ISELIN, N.J.—A major global restructuring program that Ansell Ltd. recently put in place has resulted in a drop in net income for the fiscal year ended June 30, although revenues showed a significant improvement.
Sales rose 16 percent to $1.59 billion over those recorded in fiscal 2013 while underlying net profit came in at $157 million, up about 13 percent from last year.
However, income was impacted by a $115 million write-off related to the restructuring plan, which dropped the company's profit to $42 million, down 70 percent from the prior year.
The rubber latex glove and condom manufacturer's one-time restructuring charges are largely non-cash.
Ansell's global restructuring program was put in place in late June to create a more efficient and profitable business, company officials said.
Included in the plan is the eventual closure of Ansell's U.S. Hawkeye glove operation in Eupora, Miss. That decision was made because of decreased demand in the U.S. for the specialty gloves produced at the factory, principally for the U.S. military, a spokesman said.
Ansell—which is based in Iselin in the U.S. and Melbourne, Australia, globally—has not determined when the plant will close, he said.
Also included in the plan are relocation of the company's condom headquarters from Australia to Brussels; closure of a Malaysian medical goods production plant and moving capacity to lower cost facilities in southern Malaysia and Sri Lanka; and cutting 30 brands, 100 products and 20 legal entities.
The cutbacks will lead to the elimination of about 250 jobs in the next year.
In mid-August, when the company released its full fiscal year report, Magnus Nicolin, CEO and managing director, said Ansell's results “were underpinned by successful acquisitions and delivery against our innovation strategy with new product releases driving encouraging 4 percent organic growth in hand protection.”
He said the recent restructuring program “has created an opportunity to streamline parts of the business and improve our focus on the verticals where we see the greatest growth potential.”

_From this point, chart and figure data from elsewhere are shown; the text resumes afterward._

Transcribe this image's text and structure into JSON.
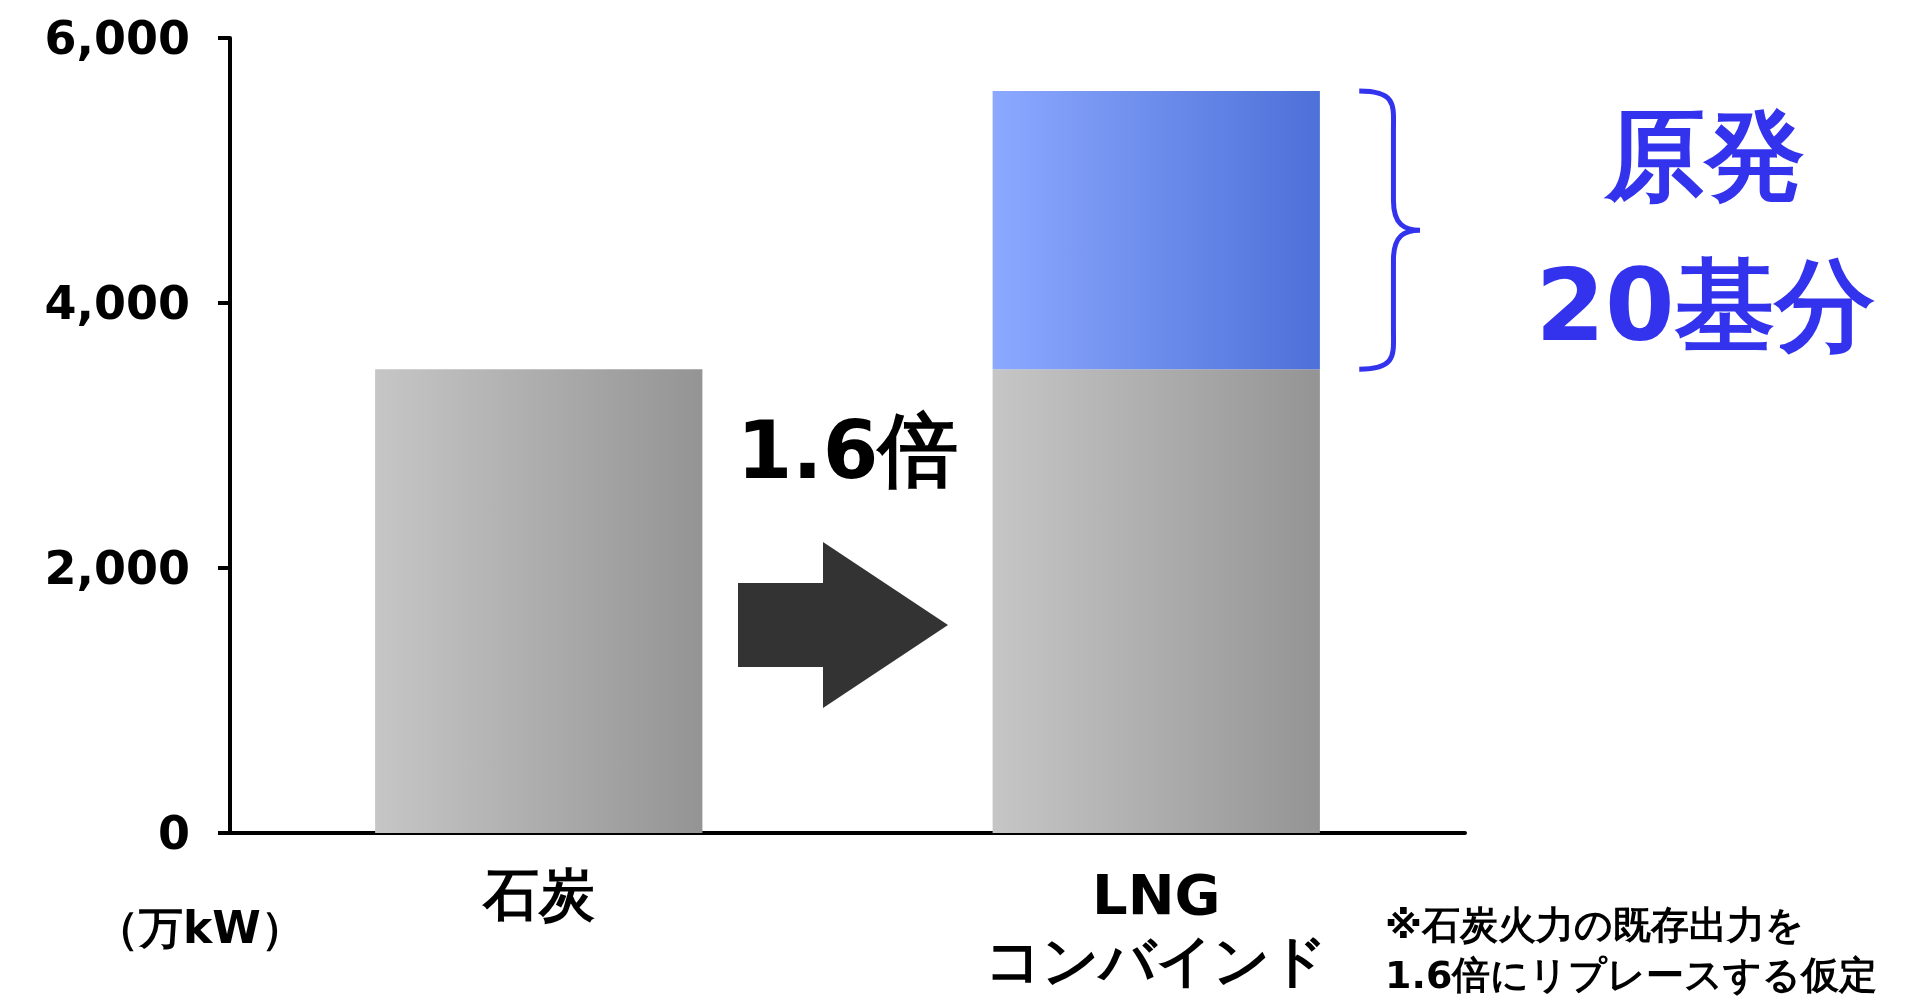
{
  "chart_data": {
    "type": "bar",
    "stacked": true,
    "ylabel": "（万kW）",
    "categories": [
      "石炭",
      "LNG\nコンバインド"
    ],
    "series": [
      {
        "color": "#aeaeae",
        "values": [
          3500,
          3500
        ]
      },
      {
        "color": "#5a84ff",
        "values": [
          null,
          2100
        ]
      }
    ],
    "ylim": [
      0,
      6000
    ],
    "yticks": [
      {
        "value": 0,
        "label": "0"
      },
      {
        "value": 2000,
        "label": "2,000"
      },
      {
        "value": 4000,
        "label": "4,000"
      },
      {
        "value": 6000,
        "label": "6,000"
      }
    ],
    "grid": false,
    "annotations": [
      "1.6倍",
      "原発\n20基分",
      "※石炭火力の既存出力を\n1.6倍にリプレースする仮定"
    ]
  }
}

The firm's most recent acquisitions—Midas Co. Ltd. in Korea and BarrierSafe Solutions International in the U.S.—are performing very well, he said, and give it new capabilities and access to markets where it only had a limited presence.
The restructuring program and the BSSI acquisition are expected to provide $10 million to $11 million in pre-tax benefits in fiscal 2015, the firm said.
A breakdown of Ansell's fiscal 2014 results show that its Industrial business, its largest, had sales growth of more than 10 percent with organic growth of 1 percent overall and 3 percent in its hand protection segment.
Its Medical and Single Use businesses both had strong sales for the fiscal year. Medical revenue rose about 20 percent, while Single Use jumped 68 percent. Both benefited from the recent acquisition of BarrierSafe and strong organic growth, company officials said.
On the medical side, surgical glove revenues increased 5 percent due to a strong performance by the firm's advanced synthetic rubber glove range in mature markets, as well as growth in natural rubber latex products in emerging markets.
Ansell's synthetic rubber glove sales helped boost revenues 3 percent on the examination product end of the operation.
Sales in the firm's Sexual Wellness business declined 7.4 percent, partially because of lower mature brand sales impacted by increased competition in Brazil and China and a revision in worldwide distribution agreements, the firm said.
In fiscal 2015, Ansell expects market conditions in some emerging countries—principally Russia, Turkey and Brazil—to remain challenging, but it sees improved demand in developed economies.